Covenant Quality is terrible but is it a long-term trend or skewed because of one month's data?
It’s never been better to be a high-yield issuer or high-yield investor. According to Moody’s, the US high-yield default rate fell to a two-year low in the first quarter amid commodity-price stability and lack of debt-payment pressures after a long period of bond refinancing and maturity extensions.
Additionally, Moody’s Liquidity Stress Index slumped to its lowest level since November 2014 last month on the back of improving corporate earnings and accommodative credit markets. These favorable conditions should have sparked a rush to issue high-yield debt, but so far high-yield issuance has disappointed. Issuance to June 8 was $131 billion, the second-lowest volume since 2010 with two-thirds of the volume earmarked for refinancing according to Bloomberg.
However, in Europe the situation is a little different. Companies sold €1.5 billion of notes with the ratings of at least seven levels below investment grade last week, the busiest week since April 2014. In what could be interpreted as a marker of a lack of fiscal discipline, more European companies are taking on debts to pay dividends. According to Bloomberg, always have issued €3.5 billion of bonds this year to pay shareholders, compared with €450 million in the same period last year.
Still, it seems that investors are so desperate for yield that they are willing to pay up, even for the riskiest types of debt and according to Moody’s, investors are not asking for anything in return.

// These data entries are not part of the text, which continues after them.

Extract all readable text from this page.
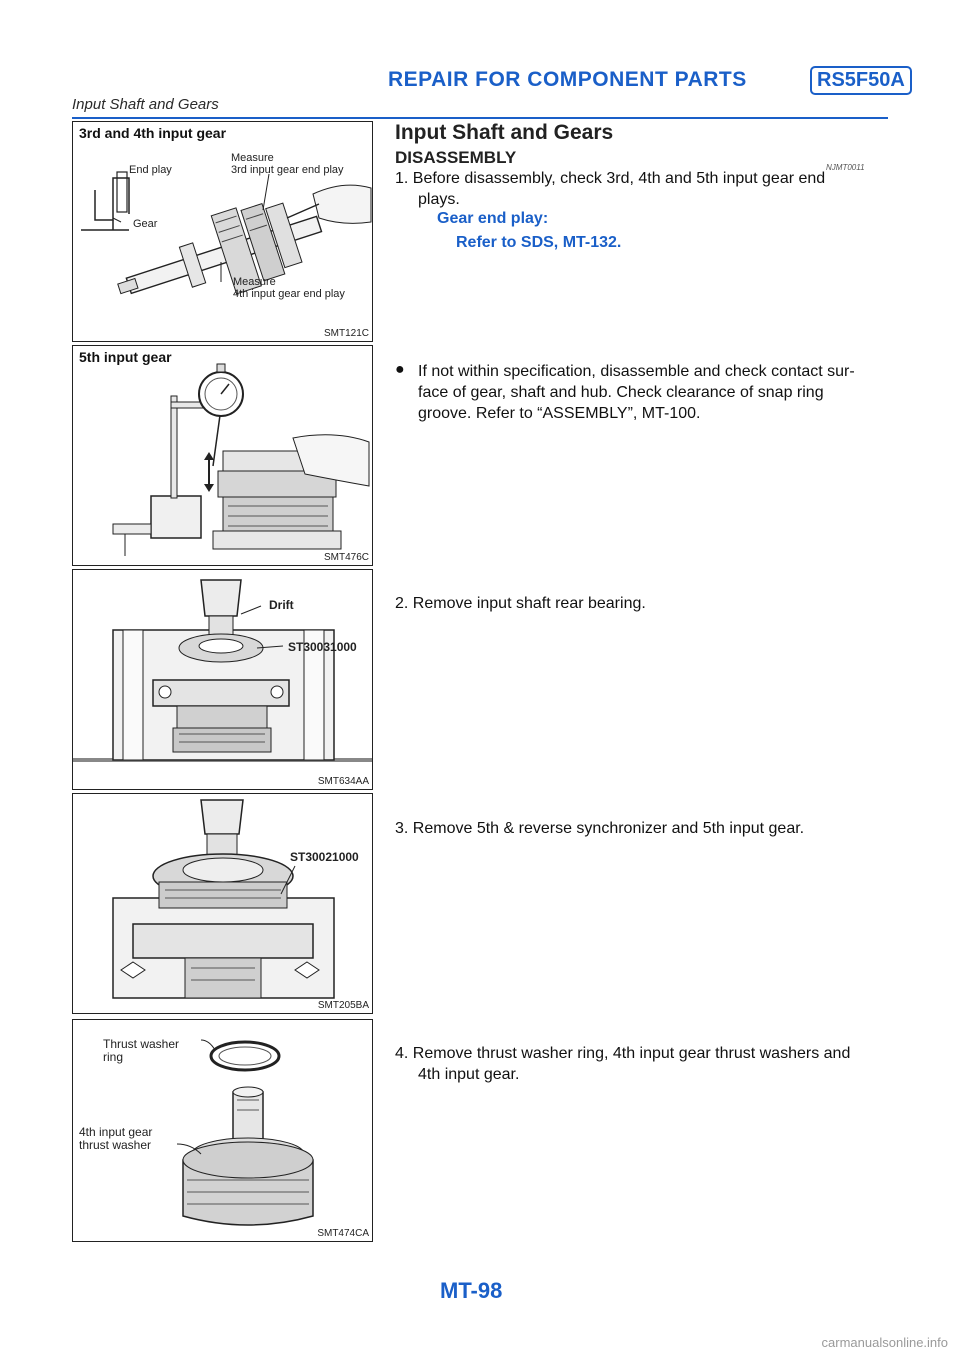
REPAIR FOR COMPONENT PARTS	RS5F50A
Input Shaft and Gears
3rd and 4th input gear
End play
Gear
Measure
3rd input gear end play
Measure
4th input gear end play
SMT121C
5th input gear
SMT476C
Drift
ST30031000
SMT634AA
ST30021000
SMT205BA
Thrust washer
ring
4th input gear
thrust washer
SMT474CA
Input Shaft and Gears
DISASSEMBLY
NJMT0011
1. Before disassembly, check 3rd, 4th and 5th input gear end
plays.
Gear end play:
Refer to SDS, MT-132.
● If not within specification, disassemble and check contact sur-
face of gear, shaft and hub. Check clearance of snap ring
groove. Refer to “ASSEMBLY”, MT-100.
2. Remove input shaft rear bearing.
3. Remove 5th & reverse synchronizer and 5th input gear.
4. Remove thrust washer ring, 4th input gear thrust washers and
4th input gear.
MT-98
carmanualsonline.info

In a new report from the credit rating agency, June corporate bonds provided the worst protection of any single month on record for investors. According to Moody’s Covenant Quality Index, US and Canadian bonds issued during the month of June had a quality rating of 4.48, weakening from 4.26 in May and only four basis points of the record worst 4.52 set in August 2015. The CQI now sits 109 basis points weaker than its record-best of 3.39 in April 2011 and 45 basis points weaker than its historical average of 4.03. Moody’s notes that the low June CQI score was a result of the “highest concentration of high-yield-lite bonds we have ever seen and a high volume of private-equity sponsored bonds featuring weakest-level protection.” The report continues, “HY-lite bonds represented a record 60% of June’s single-month issuance and a record 47% of bonds included in the June CQI.”
One explanation for this could be the higher than the average number of Ba-rated bonds issued last month, as the Moody’s report explains:
Concentration of Ba-rated bonds continues to increase. Nearly 47% of bonds in the June CQI carry a Ba rating, outpacing the historical average of 33%. This percentage has increased for six consecutive months, starting in December when it stood at 27%. Ba-rated bonds feature the least protective covenants so an increase in their issuance generally correlates to a weakening in the CQI. This month, as the Ba concentration increased, CQ scores for the Ba-rated bonds weakened to 4.84 from 4.62 in May, intensifying the impact on the CQI. The historical average CQ score for Ba-rated bonds is 4.45.